Martes 28 de enero

Martes, 28 de enero
Santo Tomás de Aquino, presbítero y doctor de la Iglesia

(Recuerda:
1. Pide el Espíritu Santo
2. Lee despacio y entiende
3. Medita qué te dice la Palabra de Dios
4. Ora, respóndele al Señor
5. Actúa, llévalo a tu vida)

Evangelio según San Marcos 3, 31-35
En aquel tiempo, llegaron la madre y los hermanos de Jesús, y desde fuera lo mandaron llamar. La gente que tenía sentada alrededor le dijo: Mira, tu madre y tus hermanos están fuera y te buscan. Les contestó: ¿Quiénes son mi madre y mis hermanos? Y paseando la mirada por el corro, dijo: Estos son mi madre y mis hermanos. El que cumple la voluntad de Dios, ése es mi hermano y mi hermana y mi madre.

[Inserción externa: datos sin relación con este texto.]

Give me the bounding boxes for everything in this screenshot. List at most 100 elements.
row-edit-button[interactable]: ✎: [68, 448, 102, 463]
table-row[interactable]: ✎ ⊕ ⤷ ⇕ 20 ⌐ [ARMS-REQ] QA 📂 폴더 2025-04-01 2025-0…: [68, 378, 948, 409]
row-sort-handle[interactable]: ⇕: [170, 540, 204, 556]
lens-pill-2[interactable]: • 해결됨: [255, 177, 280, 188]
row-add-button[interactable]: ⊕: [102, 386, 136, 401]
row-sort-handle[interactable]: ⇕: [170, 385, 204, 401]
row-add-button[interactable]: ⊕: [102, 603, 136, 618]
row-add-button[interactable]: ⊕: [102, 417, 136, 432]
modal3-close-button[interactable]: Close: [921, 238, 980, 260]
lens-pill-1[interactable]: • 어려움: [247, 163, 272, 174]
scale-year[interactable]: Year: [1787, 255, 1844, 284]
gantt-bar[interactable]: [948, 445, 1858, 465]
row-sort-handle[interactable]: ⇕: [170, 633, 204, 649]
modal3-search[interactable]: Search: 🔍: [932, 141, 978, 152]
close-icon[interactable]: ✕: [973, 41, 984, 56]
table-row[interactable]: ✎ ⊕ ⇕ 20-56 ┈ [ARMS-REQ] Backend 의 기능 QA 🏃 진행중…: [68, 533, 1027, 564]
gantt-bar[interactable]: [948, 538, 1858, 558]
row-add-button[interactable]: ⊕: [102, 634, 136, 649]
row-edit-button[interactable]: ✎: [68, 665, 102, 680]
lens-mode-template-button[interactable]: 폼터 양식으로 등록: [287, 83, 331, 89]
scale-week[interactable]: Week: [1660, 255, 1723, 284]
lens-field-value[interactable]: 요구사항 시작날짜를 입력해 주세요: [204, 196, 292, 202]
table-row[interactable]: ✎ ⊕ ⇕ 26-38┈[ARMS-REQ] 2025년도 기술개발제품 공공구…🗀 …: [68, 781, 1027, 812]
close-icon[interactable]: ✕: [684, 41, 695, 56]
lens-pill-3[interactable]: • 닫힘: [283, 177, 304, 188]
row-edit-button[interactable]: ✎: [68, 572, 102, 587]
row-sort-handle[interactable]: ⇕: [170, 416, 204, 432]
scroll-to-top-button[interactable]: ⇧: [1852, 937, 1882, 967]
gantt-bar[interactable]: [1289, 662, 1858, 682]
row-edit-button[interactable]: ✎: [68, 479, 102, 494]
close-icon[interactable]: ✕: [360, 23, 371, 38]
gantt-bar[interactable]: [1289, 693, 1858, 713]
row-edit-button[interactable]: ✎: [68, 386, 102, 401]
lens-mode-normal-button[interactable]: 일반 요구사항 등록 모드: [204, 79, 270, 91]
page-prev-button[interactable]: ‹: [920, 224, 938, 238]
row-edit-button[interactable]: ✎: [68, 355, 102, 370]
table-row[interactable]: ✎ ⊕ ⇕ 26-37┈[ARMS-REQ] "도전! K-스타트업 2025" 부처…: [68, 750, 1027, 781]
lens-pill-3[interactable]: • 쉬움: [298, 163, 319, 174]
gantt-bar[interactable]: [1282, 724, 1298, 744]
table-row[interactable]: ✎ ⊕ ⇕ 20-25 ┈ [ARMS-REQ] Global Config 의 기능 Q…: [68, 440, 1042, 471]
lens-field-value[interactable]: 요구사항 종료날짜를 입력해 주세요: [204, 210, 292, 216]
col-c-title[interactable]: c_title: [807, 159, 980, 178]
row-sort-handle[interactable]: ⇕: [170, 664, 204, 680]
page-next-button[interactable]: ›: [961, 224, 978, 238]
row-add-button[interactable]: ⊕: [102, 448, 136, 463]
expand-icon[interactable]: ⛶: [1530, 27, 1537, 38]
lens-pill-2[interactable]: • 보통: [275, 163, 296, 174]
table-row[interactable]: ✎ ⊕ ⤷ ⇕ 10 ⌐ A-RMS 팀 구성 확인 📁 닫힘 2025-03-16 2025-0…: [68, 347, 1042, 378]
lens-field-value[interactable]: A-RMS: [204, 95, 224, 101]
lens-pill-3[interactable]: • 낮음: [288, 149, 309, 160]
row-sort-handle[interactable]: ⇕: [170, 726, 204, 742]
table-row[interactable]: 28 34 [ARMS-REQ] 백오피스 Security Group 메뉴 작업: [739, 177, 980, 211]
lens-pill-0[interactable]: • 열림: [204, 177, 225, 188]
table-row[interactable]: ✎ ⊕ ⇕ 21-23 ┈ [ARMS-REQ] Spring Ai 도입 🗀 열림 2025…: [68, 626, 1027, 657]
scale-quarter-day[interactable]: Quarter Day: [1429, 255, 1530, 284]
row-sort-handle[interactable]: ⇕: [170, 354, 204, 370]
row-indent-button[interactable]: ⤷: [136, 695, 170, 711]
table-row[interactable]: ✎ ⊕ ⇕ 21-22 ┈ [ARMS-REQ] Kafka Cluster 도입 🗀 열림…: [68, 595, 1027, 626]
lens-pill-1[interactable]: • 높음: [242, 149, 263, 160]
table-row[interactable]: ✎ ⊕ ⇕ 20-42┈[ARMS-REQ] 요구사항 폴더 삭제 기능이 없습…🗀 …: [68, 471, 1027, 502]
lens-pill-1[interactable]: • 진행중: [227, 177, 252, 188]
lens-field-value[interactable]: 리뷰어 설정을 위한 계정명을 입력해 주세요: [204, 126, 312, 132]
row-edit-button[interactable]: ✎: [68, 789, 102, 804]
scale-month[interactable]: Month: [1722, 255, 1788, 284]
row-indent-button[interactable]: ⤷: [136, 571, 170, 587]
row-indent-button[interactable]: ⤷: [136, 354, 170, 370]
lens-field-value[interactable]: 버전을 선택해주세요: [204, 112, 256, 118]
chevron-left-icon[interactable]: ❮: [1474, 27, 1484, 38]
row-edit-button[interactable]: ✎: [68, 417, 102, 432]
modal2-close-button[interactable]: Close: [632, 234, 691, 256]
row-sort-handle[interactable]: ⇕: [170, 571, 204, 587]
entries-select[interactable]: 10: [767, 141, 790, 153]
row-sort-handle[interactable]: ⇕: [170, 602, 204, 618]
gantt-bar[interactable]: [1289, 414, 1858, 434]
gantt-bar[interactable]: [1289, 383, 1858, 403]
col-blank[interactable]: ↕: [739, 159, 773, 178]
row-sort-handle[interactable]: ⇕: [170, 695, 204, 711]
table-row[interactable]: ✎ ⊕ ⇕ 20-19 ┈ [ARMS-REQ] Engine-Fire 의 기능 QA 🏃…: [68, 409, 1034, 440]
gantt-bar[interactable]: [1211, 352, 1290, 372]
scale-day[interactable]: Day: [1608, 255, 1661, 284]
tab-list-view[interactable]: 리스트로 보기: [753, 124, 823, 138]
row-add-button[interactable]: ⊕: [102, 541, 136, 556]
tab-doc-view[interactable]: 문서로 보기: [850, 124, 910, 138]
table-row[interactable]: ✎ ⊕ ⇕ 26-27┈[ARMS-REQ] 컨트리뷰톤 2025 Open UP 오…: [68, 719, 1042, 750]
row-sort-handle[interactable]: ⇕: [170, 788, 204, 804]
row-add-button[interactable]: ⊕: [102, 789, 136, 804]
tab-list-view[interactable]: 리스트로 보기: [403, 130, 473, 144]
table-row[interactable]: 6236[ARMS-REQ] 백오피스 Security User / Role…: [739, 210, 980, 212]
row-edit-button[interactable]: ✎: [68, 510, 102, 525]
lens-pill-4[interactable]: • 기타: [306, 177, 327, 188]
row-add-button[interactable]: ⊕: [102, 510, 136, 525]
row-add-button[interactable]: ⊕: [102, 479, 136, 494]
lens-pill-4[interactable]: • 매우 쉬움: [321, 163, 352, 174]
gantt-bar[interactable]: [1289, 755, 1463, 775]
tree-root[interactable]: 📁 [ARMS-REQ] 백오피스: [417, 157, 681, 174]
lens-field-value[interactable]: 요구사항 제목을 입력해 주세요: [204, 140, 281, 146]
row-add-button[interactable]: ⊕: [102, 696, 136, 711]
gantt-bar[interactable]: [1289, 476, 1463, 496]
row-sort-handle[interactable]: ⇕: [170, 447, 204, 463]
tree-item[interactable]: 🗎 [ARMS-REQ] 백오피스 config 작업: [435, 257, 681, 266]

Pistas: Con esta lectura hay quienes se preguntan si Jesús tenía hermanos. Vamos a situar el relato en su contexto. La familia, ya desde el antiguo Israel, la conformaban más personas que las de los propios lazos de sangre. Cuantos más miembros eran, mayor protección se daban unos a otros, mayor seguridad en su sustento y más posibilidades de futuro tenían. Por eso la familia era un clan al que se sumaban parientes y más personas. Pero en la época de Jesús este concepto de clan estaba en crisis. El peso de los impuestos romanos, incluso la obligación de acoger y pagar el sustento de los soldados en las propias familias, los pagos al templo y unas normas de vida cada vez más férreas, hacían que muchas familias se conformasen con sobrevivir. Y el mensaje de Jesús no está fuera de ese cambio social.
Jesús cambia la perspectiva. En medio de una situación de crisis, propone ampliar la familia: estos son mi madre y mis hermanos. En vez de cerrarse, defenderse, hacerse egoístas… propone que acoger la palabra de Dios y cumplirla transforma las cosas de tal modo que ya no estás solo. Hay una comunidad que te acoge por encima de cualquier otro interés: la comunidad de los cristianos, de los hermanos en Jesús, de los hijos de Dios, de la familia en la fe. Una comunidad que es familia.
Ya no se trata de unos privilegios heredados o de derechos o posiciones sociales. Jesús nos invita a salir de nosotros mismos, de nuestra propia cerrazón y de nuestros propios problemas, y a convertirnos en una familia, que según su propia enseñanza se caracteriza por el amor, la unidad y la obediencia a Dios.
Si eres de los que están con Jesús, relee una vez más este Evangelio “eres su hermano, su hermana…”, eres de los suyos. Y tú ¿te comportas y vives como uno de los suyos?

Relee el Evangelio, escucha lo que Dios te dice, respóndele con tu oración y llévalo a tu vida.